Make no mistake: this was fashion of the most rarefied order. Only the truly privileged can afford the made-to-measure creations that represent the pinnacle of the high fashion pyramid.
Yet Piccioli was intent on breathing fresh life into a tradition that can feel dangerously disconnected, especially at a time when France is reeling from nationwide riots triggered by the police killing of a teenager.
He opened not with a princess gown with a 12-foot train, but with Kaia Gerber dressed in a crisp white shirt and jeans — though he gave the world’s most democratic garment a couture makeover by embroidering it with thousands of tiny pearls in 80 shades of blue.

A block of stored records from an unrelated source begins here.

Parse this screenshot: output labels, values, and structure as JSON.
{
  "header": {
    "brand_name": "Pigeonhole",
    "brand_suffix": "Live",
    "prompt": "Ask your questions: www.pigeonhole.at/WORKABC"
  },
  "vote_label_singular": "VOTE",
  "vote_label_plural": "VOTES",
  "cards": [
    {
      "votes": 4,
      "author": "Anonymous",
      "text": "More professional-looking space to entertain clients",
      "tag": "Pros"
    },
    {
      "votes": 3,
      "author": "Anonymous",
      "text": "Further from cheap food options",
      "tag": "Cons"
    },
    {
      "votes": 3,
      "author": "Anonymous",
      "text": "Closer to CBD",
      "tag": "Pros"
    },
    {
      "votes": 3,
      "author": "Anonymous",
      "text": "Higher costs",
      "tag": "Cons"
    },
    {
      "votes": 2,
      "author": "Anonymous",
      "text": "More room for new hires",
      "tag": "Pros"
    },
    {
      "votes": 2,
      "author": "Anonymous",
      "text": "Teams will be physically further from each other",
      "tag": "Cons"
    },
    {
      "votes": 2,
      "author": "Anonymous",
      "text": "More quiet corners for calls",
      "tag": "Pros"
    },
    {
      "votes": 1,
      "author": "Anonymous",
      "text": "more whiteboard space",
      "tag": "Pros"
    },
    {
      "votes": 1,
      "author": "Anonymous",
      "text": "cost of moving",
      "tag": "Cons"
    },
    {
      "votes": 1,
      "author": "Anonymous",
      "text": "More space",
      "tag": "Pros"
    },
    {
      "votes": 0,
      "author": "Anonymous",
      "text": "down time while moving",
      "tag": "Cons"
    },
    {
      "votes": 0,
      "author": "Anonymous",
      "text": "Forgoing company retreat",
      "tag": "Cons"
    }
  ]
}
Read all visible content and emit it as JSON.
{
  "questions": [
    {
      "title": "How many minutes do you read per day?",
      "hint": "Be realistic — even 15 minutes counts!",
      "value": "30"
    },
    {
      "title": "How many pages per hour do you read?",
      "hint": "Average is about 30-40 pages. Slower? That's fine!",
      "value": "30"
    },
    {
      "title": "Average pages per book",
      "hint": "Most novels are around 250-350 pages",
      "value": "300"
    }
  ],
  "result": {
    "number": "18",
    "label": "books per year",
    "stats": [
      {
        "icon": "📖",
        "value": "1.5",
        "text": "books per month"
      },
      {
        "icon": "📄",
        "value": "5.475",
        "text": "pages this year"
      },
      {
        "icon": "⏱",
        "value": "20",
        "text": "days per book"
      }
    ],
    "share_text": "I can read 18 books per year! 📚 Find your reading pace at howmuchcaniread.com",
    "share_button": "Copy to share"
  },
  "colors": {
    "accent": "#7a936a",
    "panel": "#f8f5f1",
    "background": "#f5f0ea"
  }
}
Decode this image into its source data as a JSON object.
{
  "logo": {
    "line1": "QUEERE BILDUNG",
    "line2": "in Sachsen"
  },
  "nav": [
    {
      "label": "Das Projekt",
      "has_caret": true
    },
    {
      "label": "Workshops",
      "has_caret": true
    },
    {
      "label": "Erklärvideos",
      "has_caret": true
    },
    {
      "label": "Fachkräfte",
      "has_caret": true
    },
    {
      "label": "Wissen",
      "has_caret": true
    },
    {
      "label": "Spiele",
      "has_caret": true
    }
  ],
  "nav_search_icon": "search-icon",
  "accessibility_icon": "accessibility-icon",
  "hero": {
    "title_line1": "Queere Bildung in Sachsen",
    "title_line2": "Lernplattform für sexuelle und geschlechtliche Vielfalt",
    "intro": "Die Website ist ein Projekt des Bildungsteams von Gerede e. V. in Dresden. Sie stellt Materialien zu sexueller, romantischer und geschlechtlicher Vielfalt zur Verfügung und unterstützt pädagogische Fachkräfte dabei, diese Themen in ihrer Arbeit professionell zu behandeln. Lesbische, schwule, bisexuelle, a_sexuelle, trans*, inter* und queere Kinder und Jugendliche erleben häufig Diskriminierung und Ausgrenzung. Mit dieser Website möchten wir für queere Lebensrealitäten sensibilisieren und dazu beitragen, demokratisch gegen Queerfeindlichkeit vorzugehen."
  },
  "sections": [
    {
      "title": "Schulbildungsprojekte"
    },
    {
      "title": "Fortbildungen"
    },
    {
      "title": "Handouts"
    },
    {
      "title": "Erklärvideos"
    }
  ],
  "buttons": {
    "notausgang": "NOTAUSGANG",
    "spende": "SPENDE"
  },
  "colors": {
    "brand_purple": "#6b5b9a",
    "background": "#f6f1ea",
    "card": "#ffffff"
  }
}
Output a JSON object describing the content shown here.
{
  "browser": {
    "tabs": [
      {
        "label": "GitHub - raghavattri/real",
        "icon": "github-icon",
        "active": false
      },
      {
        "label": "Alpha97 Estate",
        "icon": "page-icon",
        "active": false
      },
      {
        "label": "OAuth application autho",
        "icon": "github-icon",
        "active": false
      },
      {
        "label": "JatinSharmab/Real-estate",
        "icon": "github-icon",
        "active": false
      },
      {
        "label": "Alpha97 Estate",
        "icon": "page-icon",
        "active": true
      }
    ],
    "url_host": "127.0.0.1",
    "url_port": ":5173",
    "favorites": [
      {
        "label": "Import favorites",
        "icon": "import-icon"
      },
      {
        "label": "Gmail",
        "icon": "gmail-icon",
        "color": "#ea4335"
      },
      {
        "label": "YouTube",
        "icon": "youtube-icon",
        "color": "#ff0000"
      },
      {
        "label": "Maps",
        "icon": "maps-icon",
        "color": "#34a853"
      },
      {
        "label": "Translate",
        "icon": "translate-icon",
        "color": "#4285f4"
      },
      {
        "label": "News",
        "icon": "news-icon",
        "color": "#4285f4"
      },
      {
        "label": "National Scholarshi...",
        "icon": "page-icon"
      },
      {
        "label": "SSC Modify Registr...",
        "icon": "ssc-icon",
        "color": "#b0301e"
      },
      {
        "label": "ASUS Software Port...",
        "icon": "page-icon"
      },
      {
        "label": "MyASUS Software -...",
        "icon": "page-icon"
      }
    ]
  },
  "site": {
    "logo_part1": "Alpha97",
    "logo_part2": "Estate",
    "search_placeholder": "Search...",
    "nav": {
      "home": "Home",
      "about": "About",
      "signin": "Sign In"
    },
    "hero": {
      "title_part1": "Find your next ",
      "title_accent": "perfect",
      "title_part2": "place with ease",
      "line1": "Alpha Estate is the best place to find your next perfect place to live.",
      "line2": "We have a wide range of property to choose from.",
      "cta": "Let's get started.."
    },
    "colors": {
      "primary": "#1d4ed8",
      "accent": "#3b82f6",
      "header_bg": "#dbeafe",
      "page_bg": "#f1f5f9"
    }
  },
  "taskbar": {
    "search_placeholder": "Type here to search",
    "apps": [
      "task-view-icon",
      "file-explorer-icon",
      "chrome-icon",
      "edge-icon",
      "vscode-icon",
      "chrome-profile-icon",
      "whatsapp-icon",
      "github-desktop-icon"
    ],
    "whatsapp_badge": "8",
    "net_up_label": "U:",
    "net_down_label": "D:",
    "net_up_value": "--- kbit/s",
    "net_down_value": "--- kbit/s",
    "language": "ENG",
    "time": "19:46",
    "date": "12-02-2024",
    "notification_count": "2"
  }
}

And he counterbalanced the opulence of surface effects, like the 3D metallic flowers on a powdery blue coat paired with a chartreuse slipdress, with minimalist construction. Fabric was sliced and draped on the body, with a focus on plunging necklines and thigh-high slits.
“I wanted to do a collection which is more spontaneous,” Piccioli explained in a preview at the Valentino salon on Place Vendôme. “I wanted to freeze those moments of lightness and movement in construction and clothes that are looking easy, simple.”
It was a deceptive simplicity at best. A wine-colored velvet column dress was set off by a graphic hooded cape in Valentino red, to spectacular effect, while Mariacarla Boscono’s plain electric blue evening gown was topped with a sweeping cape in a cascade of silver sequins.
Some of the gowns were nothing short of regal: a tent dress in a graphic ermine motif sprouted plumes of cut black feathers, while a gold bouclé coat, worn by one of several male models, was fit for a king. Piccioli delights in what he calls “impossible challenges,” like individually stripping the white feathers tufted on 160 meters of white organza ruffles to make them as light as air.
As unattainable as that might seem, he’s steered the brand away from the “Lifestyles of the Rich and Famous” image cultivated by its founder, Valentino Garavani, with gender-fluid collections that celebrate an ideal of community.
That’s why he never considered canceling the show, despite the turn in current events.
“I like that in France there’s a sort of awareness of what’s happening, that people fight and protest over what is not right, but even for all the people that worked in the atelier for months, it’s important to continue to do our job,” he explained.
“What I’m doing is, of course, witnessing my times through fashion,” he continued. “I want to get humanity into this place.”
As his smiling team lapped up the crowd’s applause, it was clear that the invisible hands behind this dream production were the real stars of the show.